In the excellent movie “The 11th Hour”, an ex-CIA director makes the argument that, because there was the political will, it took the United States less than four years to mobilize its army during World War II, completely revamp its industry from producing cars to tanks, defeat Germany and Japan, and demobilize again. I like to show my students a diagram which shows that we only need to capture less than one thousands of all the solar energy reaching the earth to provide for all of our energy needs. We do not have a shortage of renewable energy, but a shortage of political will, because nobody in his right mind can tell me that we could not, if we really wanted to, revamp the entire world economy in one to two decades to run on solar, geothermal and tidal energy, the three truly long-term sustainable energy sources (mind you, nuclear is not sustainable as nuclear fuel will be depleted in a few decades).

Do we not have the ingenuity and willpower to capture that one thousand of solar energy so that all future generations can enjoy a liveable planet? It might cost a little more, but what is the alternative? A planet polluted for centuries by fossil fuel waste and for millennia by nuclear waste, with temperatures soaring, oceans acidifying and one environmental and energy crisis chasing the next? Truly renewable energies are the only solution that any responsible parent would wish for his or her child.

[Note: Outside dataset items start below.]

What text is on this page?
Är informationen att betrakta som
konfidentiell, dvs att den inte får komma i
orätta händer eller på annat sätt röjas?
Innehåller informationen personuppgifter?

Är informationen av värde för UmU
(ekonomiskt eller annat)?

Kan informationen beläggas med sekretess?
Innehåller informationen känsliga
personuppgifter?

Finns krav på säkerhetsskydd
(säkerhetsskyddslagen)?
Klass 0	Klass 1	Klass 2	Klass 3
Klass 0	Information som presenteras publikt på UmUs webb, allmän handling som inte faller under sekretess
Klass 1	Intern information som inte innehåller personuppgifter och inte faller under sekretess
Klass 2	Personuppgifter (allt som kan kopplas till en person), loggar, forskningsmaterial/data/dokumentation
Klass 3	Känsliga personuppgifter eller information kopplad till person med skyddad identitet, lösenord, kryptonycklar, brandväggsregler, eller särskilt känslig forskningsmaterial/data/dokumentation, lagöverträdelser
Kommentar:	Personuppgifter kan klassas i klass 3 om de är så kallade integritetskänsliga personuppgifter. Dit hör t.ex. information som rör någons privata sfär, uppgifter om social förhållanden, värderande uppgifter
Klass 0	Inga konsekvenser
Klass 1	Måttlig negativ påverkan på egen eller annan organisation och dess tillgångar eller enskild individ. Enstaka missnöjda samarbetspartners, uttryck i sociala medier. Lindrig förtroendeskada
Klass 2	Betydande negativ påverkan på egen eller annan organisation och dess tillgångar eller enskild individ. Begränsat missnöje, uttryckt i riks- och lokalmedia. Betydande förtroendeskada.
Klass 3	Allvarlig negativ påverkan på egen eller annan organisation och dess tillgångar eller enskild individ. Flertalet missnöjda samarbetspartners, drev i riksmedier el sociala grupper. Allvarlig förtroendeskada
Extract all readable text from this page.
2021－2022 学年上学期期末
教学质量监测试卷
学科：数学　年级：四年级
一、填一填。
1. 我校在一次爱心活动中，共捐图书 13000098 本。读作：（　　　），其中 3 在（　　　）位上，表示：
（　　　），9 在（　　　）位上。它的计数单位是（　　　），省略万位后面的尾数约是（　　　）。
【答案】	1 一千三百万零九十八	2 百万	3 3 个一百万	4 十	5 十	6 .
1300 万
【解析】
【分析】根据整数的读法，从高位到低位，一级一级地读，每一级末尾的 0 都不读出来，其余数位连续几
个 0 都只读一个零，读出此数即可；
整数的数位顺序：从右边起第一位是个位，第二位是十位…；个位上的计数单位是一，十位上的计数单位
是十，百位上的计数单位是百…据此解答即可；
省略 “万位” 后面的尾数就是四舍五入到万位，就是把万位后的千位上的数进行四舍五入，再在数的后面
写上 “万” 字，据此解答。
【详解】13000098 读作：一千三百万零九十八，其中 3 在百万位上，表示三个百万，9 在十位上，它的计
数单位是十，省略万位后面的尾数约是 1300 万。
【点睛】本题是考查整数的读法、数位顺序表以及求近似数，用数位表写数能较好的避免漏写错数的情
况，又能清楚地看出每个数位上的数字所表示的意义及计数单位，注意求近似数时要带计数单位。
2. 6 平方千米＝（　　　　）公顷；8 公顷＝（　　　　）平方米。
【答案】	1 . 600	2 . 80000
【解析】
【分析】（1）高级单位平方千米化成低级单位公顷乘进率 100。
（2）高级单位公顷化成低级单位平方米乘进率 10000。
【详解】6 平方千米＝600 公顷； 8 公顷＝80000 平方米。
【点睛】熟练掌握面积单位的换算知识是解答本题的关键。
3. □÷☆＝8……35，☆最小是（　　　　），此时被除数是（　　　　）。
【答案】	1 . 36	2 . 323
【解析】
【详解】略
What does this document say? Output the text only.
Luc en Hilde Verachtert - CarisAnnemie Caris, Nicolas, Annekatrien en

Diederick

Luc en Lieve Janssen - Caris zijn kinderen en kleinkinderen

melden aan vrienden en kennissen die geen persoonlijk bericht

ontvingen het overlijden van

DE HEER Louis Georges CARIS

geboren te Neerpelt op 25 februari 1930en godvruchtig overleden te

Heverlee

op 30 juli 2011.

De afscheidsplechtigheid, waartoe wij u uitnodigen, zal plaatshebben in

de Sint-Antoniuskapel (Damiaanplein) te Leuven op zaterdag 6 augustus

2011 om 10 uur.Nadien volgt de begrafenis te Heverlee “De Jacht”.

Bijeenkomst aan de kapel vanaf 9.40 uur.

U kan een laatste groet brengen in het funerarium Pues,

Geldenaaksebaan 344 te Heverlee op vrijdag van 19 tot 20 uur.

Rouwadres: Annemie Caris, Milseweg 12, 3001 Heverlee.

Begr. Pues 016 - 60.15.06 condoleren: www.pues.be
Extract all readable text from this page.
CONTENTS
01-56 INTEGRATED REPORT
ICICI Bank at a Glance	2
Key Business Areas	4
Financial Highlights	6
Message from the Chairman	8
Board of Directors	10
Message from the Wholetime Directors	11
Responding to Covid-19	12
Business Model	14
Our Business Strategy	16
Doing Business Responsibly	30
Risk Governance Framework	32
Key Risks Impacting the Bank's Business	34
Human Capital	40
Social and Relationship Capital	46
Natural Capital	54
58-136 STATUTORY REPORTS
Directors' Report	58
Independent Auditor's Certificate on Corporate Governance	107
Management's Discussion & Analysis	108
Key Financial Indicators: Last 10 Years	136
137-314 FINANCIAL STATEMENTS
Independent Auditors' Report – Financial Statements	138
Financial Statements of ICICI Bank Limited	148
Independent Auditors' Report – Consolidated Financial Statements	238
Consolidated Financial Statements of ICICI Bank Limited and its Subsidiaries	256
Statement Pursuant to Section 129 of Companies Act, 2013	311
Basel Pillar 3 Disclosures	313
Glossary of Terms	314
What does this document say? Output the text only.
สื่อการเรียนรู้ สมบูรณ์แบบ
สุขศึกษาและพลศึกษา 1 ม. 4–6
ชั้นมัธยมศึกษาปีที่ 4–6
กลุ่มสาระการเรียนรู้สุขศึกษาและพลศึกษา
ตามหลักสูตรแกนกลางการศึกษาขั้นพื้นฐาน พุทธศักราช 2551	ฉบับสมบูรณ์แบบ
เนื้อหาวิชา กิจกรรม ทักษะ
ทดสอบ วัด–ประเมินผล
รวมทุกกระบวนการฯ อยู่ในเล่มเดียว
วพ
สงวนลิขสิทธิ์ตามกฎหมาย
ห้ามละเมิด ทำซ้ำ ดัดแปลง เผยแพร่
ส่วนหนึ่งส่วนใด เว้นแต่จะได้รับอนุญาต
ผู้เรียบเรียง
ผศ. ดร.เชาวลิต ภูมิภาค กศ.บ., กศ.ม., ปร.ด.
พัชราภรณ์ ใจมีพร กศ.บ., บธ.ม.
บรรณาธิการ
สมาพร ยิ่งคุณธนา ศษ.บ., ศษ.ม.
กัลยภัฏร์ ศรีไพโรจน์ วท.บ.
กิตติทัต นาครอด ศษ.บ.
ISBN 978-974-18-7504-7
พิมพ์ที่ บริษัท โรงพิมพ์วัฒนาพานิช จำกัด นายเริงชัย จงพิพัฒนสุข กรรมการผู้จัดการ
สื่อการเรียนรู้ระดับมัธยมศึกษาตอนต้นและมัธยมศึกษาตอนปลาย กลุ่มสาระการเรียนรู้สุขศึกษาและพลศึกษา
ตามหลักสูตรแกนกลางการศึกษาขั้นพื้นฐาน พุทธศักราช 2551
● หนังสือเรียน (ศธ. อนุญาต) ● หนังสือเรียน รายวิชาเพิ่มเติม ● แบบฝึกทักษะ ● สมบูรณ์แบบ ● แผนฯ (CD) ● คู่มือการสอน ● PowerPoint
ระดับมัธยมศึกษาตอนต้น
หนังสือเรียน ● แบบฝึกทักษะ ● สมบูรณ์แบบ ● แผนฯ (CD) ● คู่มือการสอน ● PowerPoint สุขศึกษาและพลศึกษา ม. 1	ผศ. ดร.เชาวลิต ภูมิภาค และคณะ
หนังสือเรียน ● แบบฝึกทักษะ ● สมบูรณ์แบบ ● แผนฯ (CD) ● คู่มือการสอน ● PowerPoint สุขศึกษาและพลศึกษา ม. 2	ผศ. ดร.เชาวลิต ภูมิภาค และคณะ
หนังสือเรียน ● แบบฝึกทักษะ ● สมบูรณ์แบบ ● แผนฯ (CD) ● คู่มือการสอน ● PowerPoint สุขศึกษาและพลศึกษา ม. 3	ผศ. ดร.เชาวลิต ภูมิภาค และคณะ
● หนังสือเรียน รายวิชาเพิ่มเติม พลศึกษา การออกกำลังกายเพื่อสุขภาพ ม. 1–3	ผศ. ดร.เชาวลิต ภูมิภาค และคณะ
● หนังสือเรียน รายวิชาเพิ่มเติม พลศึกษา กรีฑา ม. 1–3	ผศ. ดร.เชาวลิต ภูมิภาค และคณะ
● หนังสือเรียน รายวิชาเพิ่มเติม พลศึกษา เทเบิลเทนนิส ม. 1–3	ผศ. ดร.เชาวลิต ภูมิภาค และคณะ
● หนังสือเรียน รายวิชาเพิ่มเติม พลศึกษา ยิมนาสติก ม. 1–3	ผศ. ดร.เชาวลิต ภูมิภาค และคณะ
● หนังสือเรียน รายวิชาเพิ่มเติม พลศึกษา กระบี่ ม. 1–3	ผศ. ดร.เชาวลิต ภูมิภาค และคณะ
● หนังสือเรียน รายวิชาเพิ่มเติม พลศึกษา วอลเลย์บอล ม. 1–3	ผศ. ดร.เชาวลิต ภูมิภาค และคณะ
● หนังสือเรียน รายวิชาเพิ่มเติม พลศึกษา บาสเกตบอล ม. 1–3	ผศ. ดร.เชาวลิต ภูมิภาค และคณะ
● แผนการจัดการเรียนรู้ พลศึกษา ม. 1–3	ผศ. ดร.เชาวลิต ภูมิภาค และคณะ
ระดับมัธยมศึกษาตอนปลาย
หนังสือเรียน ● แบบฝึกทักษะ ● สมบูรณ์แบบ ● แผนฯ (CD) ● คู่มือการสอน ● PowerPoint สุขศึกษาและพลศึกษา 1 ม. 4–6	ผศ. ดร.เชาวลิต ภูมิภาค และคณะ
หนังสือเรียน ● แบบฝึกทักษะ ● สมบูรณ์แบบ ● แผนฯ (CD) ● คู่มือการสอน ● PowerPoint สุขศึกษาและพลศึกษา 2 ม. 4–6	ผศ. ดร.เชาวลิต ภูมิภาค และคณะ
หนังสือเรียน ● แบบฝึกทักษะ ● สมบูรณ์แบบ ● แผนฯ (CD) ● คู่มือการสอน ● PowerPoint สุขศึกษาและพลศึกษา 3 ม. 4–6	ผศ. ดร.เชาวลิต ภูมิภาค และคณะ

Denmark, a country with very little sunshine, is now well on its way to provide 20% of its electricity with renewable energy. I am sure once Denmark reaches 50% in the next decade or so, we will still hear the argument that renewable energy is “certainly not the solution” from the polluting energies lobby. The only reason we are not embracing this future spearheaded by countries like Denmark is because we have been dumbed down by the relentless propaganda of the polluting energies lobby that has much more money and media at its disposal to protect its market share than those who are advocating for a truly sustainable world.

Bruno Walther is a Research Fellow at the Endemic Species Research Institute (TESRI) and a Visiting Assistant Professor of Environmental Science at Taipei Medical University.